UP to date procedures and necessary equipment needs to be available for our hospitals and their workers.

Doesn't sound to me that this CDC is even close to making that a reality.




So far Dr. Branly donated to three Ebola victims. Poor guy will have no blood left if this spreads! How often can one even donate?
 
To protect us.

Or, tell us the truth. I for one, don't blame the nurses union being up in arms. I would be too.
They need the facts.

They are on the frontlines. They have families.
The last thing they need is inadequate training and politicians poo-pooping legitimate concerns.

The last thing that America needs, is hospital workers walking off of their jobs.
UP to date procedures and necessary equipment needs to be available for our hospitals and their workers.

Doesn't sound to me that this CDC is even close to making that a reality.

The nurses don't have a problem with CDC as much as they have a problem with the hospitals they work for. A recent survey of nurses showed 85% of them had not received any instruction on Ebola protection procedures from the hospitals where they work.

Out of more than 1,900 nurses in 46 states and Washington D.C. who responded, 76 percent said their hospital still hadn't communicated to them an official policy on admitting potential patients with Ebola.
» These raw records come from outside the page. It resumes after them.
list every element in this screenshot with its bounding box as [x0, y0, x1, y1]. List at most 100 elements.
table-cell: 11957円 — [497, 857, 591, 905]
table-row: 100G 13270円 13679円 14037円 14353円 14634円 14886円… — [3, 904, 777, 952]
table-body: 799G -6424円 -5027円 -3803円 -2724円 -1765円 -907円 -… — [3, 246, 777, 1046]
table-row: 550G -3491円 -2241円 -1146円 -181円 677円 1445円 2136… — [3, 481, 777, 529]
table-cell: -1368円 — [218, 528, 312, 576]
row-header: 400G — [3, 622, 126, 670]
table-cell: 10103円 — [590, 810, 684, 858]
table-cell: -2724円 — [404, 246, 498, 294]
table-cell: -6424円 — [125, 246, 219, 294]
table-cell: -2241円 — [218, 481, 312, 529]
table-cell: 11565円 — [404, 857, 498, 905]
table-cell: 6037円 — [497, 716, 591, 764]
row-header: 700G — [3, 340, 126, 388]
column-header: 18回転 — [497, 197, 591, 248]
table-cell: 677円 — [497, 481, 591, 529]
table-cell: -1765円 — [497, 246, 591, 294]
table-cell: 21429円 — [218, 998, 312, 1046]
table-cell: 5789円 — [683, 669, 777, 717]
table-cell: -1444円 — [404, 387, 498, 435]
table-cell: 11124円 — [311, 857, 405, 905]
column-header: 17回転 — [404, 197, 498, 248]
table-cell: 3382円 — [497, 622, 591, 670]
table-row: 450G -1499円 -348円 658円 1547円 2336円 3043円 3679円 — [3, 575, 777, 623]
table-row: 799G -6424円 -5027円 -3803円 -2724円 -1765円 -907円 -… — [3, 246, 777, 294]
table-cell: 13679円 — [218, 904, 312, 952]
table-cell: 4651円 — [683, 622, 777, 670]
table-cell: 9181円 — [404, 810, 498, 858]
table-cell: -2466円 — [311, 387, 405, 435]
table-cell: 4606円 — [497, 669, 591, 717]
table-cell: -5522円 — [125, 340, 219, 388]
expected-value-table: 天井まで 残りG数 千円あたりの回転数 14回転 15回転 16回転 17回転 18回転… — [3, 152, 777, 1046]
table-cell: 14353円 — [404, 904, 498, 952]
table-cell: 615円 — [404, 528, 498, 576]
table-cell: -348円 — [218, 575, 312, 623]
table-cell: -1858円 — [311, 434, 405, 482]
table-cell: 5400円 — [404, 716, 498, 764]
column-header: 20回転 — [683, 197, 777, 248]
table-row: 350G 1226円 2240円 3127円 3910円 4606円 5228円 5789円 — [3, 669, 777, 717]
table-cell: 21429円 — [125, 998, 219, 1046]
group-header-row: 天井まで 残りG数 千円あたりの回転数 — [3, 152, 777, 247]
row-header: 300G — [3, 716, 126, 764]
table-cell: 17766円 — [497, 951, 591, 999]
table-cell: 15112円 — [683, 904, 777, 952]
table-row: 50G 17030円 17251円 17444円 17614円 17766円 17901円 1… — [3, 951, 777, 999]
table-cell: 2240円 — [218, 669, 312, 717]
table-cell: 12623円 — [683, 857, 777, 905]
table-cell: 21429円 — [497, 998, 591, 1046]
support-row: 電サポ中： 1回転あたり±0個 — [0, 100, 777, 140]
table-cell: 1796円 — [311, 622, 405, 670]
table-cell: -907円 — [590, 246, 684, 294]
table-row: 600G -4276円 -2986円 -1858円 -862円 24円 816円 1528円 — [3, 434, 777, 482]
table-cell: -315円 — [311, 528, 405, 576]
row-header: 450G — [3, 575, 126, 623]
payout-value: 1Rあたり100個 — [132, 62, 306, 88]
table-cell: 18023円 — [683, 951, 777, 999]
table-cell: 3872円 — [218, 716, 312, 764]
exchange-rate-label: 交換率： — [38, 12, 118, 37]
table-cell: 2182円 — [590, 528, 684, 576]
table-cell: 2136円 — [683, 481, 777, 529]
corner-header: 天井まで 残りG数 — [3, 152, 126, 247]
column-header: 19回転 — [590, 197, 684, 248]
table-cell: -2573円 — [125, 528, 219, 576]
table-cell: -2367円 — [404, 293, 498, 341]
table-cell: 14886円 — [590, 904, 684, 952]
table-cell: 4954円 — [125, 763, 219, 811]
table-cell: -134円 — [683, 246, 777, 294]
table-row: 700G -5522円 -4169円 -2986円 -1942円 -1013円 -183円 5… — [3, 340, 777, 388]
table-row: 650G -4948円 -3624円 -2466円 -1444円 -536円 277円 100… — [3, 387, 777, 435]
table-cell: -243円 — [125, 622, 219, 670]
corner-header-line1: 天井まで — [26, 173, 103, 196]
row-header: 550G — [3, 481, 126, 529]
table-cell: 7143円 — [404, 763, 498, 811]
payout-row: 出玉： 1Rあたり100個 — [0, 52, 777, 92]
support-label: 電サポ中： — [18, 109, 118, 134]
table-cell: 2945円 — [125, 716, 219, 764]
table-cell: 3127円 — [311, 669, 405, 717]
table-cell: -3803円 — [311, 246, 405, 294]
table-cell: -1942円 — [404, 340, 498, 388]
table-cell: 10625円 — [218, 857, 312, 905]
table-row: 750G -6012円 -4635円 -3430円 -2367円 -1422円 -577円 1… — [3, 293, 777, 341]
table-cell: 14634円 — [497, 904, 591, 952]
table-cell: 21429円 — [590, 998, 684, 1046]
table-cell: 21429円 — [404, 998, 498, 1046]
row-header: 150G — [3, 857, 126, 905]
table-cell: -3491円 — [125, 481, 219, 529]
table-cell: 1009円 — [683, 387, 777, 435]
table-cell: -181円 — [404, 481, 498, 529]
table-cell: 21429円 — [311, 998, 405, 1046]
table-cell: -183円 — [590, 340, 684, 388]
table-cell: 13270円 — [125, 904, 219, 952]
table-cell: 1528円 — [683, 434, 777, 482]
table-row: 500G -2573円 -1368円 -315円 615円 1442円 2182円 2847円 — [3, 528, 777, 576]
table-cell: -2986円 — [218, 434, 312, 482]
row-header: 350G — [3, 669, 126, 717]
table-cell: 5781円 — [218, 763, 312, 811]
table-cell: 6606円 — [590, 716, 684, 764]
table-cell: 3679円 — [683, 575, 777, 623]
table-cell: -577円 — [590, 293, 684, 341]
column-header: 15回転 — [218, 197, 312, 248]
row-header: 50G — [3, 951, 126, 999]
And a whopping 85 percent said their hospital hadn't provided educational training sessions on Ebola in which nurses could interact and ask questions.

http://www.nbcnews.com/storyline/eb...urses-shows-heightened-ebola-concerns-n224491

The hospital administrators need to get up to speed. Part of the problem may be that many of them staff hospitals with nurses who come from temp agencies.
 
One of my friends nannies for a doctor/professor at UW Hospital (a VERY well respected hospital in Wisconsin). My friend said she came home from work tonight came and was very verbal about how unprepared the UW hospital is to deal with Ebola. She's thinking of un-volunteering for the ebola stuff she was going to take on because their preparation is not up to par and in her words it is very easy to screw it up. She mentioned telling the doc/guy in charge to come tell her kids that the equipment they really need to order is too expensive

I would think a cost analysis would show very quickly that buying the correct equipment will be hundreds of thousands of dollars less than if they have an infected patient/and or staff on their watch. Not to mention public perception - Presbyterian Hospital will forever be tied to Ebola.